159 header_sections = []
160
161 # Title
162 if 'name' in header_info:
163 header_sections.append(
164 html.Div([
165 html.H6("Name", className="fw-bold mt-3 mb-2"),
166 html.P(header_info['name'], className="text-sm")
167 ])
168 )
169
170 # Structure Classification
171 if 'structure_method' in header_info:
172 header_sections.append(
173 html.Div([
174 html.H6("Method", className="fw-bold mt-3 mb-2"),
175 html.P(header_info['structure_method'], className="text-sm")
176 ])
177 )
178
179 # Release Date
180 if 'release_date' in header_info:
181 header_sections.append(
182 html.Div([
183 html.H6("Release Date", className="fw-bold mt-3 mb-2"),
184 html.P(header_info['release_date'], className="text-sm")
185 ])
186 )
187
188 # Deposition Date
189 if 'deposition_date' in header_info:
190 header_sections.append(
191 html.Div([
192 html.H6("Deposition Date", className="fw-bold mt-3 mb-2"),
193 html.P(header_info['deposition_date'], className="text-sm")
194 ])
195 )
196
197 # Resolution
198 if 'resolution' in header_info and header_info['resolution'] is not None:
199 header_sections.append(
200 html.Div([
201 html.H6("Resolution (Å)", className="fw-bold mt-3 mb-2"),
202 html.P(f"{header_info['resolution']:.2f}", className="text-sm")
203 ])
204 )
205
206 if 'journal_reference' in header_info and header_info['journal_reference']:
207 journal_text = header_info['journal_reference']
208 header_sections.append(
209 html.Div([
210 html.H6("Journal Reference", className="fw-bold mt-3 mb-2"),
211 html.P(journal_text, className="text-sm", style={'wordWrap': 'break-word'})
212 ])
213 )
214
215 # Keywords
216 if 'keywords' in header_info and header_info['keywords']:
217 keywords_text = header_info['keywords']

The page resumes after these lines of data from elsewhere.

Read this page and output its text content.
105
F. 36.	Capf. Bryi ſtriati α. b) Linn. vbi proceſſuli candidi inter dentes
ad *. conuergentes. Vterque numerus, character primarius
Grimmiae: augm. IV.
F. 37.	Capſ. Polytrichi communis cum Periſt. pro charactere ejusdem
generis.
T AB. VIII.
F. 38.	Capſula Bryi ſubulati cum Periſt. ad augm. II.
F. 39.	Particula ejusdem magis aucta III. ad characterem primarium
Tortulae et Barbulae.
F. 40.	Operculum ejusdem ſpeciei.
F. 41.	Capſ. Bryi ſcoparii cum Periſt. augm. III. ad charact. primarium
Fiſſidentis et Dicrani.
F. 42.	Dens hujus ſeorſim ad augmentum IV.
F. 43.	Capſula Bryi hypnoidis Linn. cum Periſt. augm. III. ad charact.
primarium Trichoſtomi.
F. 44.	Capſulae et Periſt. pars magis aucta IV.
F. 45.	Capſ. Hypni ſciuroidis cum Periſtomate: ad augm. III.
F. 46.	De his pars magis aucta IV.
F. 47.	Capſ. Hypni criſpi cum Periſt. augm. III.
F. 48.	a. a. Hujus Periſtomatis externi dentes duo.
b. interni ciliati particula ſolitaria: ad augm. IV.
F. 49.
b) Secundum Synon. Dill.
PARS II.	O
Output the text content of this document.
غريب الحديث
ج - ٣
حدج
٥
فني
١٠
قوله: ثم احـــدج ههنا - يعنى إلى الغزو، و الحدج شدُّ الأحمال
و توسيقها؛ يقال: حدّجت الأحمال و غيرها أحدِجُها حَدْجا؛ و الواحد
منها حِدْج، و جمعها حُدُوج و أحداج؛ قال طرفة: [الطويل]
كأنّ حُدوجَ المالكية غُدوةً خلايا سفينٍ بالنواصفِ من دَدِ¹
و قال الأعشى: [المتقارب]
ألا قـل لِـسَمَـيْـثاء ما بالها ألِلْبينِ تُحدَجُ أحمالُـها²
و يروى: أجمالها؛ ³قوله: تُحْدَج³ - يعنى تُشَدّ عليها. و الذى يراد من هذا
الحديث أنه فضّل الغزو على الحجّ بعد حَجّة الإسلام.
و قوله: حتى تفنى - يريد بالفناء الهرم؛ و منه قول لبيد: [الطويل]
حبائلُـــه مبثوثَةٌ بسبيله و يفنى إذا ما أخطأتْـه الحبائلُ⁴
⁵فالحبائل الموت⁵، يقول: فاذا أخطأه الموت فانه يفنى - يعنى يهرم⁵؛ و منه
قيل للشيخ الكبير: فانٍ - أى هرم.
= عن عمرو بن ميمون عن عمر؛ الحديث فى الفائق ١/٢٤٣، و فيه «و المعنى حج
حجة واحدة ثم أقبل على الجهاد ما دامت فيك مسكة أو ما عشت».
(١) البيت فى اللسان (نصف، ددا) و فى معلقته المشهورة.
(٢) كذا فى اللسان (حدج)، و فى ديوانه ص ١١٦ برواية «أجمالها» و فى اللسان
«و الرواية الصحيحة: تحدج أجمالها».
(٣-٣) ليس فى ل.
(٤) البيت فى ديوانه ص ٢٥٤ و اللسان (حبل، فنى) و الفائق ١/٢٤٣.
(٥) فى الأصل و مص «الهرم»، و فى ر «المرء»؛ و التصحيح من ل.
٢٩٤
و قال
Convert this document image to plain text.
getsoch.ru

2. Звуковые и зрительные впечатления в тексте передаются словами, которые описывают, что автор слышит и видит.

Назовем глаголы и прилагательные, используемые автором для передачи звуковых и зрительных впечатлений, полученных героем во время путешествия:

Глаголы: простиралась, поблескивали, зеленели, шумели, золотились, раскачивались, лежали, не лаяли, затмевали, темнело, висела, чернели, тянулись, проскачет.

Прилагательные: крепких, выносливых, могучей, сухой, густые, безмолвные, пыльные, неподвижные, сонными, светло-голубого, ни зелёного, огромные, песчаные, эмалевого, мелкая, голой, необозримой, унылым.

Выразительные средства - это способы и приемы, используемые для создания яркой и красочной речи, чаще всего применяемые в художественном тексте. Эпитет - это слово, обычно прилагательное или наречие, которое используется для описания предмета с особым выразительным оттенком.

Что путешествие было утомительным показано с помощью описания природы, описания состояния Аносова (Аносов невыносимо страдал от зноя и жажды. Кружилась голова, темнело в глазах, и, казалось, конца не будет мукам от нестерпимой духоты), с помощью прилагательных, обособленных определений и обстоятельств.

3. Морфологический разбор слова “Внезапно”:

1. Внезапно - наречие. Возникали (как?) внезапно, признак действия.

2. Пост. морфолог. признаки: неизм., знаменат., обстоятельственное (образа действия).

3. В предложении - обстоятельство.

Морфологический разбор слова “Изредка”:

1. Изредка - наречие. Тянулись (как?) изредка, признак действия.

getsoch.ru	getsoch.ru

218 header_sections.append(
219 html.Div([
220 html.H6("Keywords", className="fw-bold mt-3 mb-2"),
221 html.P(keywords_text, className="text-sm", style={'wordWrap': 'break-word'})
222 ])
223 )
224
225 if header_sections:
226 return dbc.Card([
227 dbc.CardBody([
228 html.H5(f"PDB: {pdb_id.upper()}", className="card-title"),
229 html.Hr(),
230 *header_sections
231 ])
232 ], style={'height': '100%'})
233 else:
234 return html.Div("No header information available.", className="text-center text-muted mt-5")
235
236def count_amino_acids(structure):
237 """Count amino acid frequencies in a PDB structure"""
238 # Standard amino acids (3-letter codes)
239 standard_aa = {
240 'ALA', 'CYS', 'ASP', 'GLU', 'PHE', 'GLY', 'HIS', 'ILE', 'LYS', 'LEU',
241 'MET', 'ASN', 'PRO', 'GLN', 'ARG', 'SER', 'THR', 'VAL', 'TRP', 'TYR'
242 }
243
244 amino_acids = []
245
246 # Iterate through all residues in all chains
247 for model in structure:
248 for chain in model:
249 for residue in chain:
250 # Get residue name and check if it's a standard amino acid
251 res_name = residue.get_resname().strip()
252 if res_name in standard_aa:
253 amino_acids.append(res_name)
254
255 # Count frequencies
256 return Counter(amino_acids)
257
258def create_amino_acid_histogram(amino_acid_counts, pdb_id):
259 """Create a Plotly histogram of amino acid frequencies"""
260 if not amino_acid_counts:
261 return {}
262
263 # Convert to lists for plotting
264 amino_acids = list(amino_acid_counts.keys())
265 counts = list(amino_acid_counts.values())
266
267 # Create bar chart (histogram)
268 fig = px.bar(
269 x=amino_acids,
270 y=counts,
271 labels={'x': 'Amino Acid', 'y': 'Frequency'},
272 title=f'Amino Acid Composition - PDB: {pdb_id.upper()}',
273 color=counts,
274 color_continuous_scale='Viridis'
275 )
276
277 # Update layout
278 fig.update_layout(
279 xaxis_title='Amino Acid (3-letter code)',
280 yaxis_title='Count',
281 showlegend=False,
282 height=400,
283 hovermode='x'
284 )
285
286 # Sort by amino acid name for consistent display
287 fig.update_xaxes(categoryorder='category ascending')
288
289 return fig
290
291# Run the app
292if __name__ == "__main__":
293 app.run(host='0.0.0.0', port=8050, debug=True)
Again, to run the updated app, simply execute the following command in your VS Code terminal (if it’s not already running):
(.venv) [mbs337-vm]$ python app.py
Dash is running on http://0.0.0.0:8050/
* Serving Flask app 'app'
* Debug mode: on
Now we can navigate to http://<IP_ADDRESS>:8050/ in our web browser to see the updated PDB dashboard
with the new amino acid frequency histogram.
PDB dashboard application with added amino acid frequency histogram running in a web browser.